Slott really nails Bellman’s breakdown as he feels haunted, or rather marked by Carnage. The dialogue and pacing come at a good steady pace, and it really makes you feel like this man is losing his mind but is trying everything within his power to fight Carnage’s influence. The art by Greg Smallwood is great. He manages to depict this gritty and grounded level for the story in black and white, while using red to evoke moments of raw emotion and horror that signify Carnage’s influence on the story and Bellman.
The next story comes from Karla Pacheco as the writer, Chris Mooneyham as the artist, and Mattia Iacono as the color artist. This story is a re-imagining of Carnage and other familiar Marvel characters as pirates on the high seas. Cletus Kasady leads a marauding pirate crew including Shriek as his First Mate, Hobgoblin, and some others.
They’re looking for treasure, and that treasure is a familiar red symbiote. From there, blood, murder, and mayhem follow. Seeing Carnage and the other characters illustrated as pirates was fun for a while, but it doesn’t have the strongest story.
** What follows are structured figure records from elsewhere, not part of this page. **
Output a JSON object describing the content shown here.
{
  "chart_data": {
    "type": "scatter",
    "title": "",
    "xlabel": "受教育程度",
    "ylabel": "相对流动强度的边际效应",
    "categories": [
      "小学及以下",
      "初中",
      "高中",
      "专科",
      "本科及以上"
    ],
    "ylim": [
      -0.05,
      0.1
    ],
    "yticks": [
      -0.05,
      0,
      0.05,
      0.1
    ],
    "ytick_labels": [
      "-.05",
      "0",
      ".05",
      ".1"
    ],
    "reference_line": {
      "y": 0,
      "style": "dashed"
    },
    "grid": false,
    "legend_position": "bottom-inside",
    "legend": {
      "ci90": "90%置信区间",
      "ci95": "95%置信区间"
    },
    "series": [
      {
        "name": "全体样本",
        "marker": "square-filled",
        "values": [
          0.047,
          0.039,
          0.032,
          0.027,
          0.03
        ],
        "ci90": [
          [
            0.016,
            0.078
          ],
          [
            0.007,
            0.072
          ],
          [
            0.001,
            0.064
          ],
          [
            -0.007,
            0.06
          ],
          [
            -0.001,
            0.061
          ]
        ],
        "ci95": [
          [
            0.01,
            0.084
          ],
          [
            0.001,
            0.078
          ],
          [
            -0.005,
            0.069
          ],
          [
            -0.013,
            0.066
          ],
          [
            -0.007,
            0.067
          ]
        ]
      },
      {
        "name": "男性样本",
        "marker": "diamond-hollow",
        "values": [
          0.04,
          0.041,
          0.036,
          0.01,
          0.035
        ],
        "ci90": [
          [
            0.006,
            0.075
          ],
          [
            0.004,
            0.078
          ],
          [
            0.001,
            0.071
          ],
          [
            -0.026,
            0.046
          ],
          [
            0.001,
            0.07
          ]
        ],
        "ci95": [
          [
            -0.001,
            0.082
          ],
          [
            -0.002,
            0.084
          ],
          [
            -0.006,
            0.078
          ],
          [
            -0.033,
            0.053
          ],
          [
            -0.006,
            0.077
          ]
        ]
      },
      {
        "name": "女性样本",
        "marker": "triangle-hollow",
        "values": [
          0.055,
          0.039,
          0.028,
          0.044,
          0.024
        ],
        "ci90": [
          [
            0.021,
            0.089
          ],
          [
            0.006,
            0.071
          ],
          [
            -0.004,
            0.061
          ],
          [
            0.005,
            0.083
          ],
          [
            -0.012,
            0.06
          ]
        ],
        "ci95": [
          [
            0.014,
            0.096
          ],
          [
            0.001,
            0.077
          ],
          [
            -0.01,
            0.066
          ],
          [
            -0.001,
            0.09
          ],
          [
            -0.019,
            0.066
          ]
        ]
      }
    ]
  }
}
Once Cletus gets the symbiote, things go south for everyone, as it should, and it unfolds with some cool action in this pirate setting.
The third and final story is written by Alyssa Wong, drawn by Gerardo Sandoval, inked by Victor Nava, and colored by Erick Arciniega. This story feels like a mix of the previous two stories, it has some tangible fear and horror that you’d have with Carnage at play, but then it goes off the wall with some of its developments. Essentially, the story takes place in Comic-con and it follows a Carnage cosplayer. Anything else after this is a huge spoiler.
So, the guy is at the convention, taking in the sights, and hanging out with Spider-Man cosplayers. But he’s really here to join the Cult of Carnage. If you remember, Carnage actually had a cult during Absolute Carnage who worshipped Knull, the God of the Symbiotes, and revered Kasady as his prophet and harbinger of doom. We haven’t seen them in action during the event or afterwards, and now we’re seeing a handful of members here. The cultists themselves look straight up sinister on every page and every panel they’re in.
This guy is their latest initiate with other Carnage cosplayers, but in truth he’s their sacrifice to Carnage. They all are, and the cultists get underway with the bloody ritual starting with the main cosplayer. The problem? The man is actually the genuine article, Carnage himself. The real star of this story is the artwork, from Sandoval’s illustrations to Nava’s inking, and the blood-red colors from Arciniega are amazing. They really bring Carnage to life when he’s in action. If you don’t like the story, you’ll love the art.
Carnage: Black, White & Blood #3 shows some more bloody stories with Carnage as the star. Some are better than others, the art is all around pretty good and really compliments the stories they’re illustrated for. It’s not better than the second issue, but it’s a nice read if you like Carnage stories.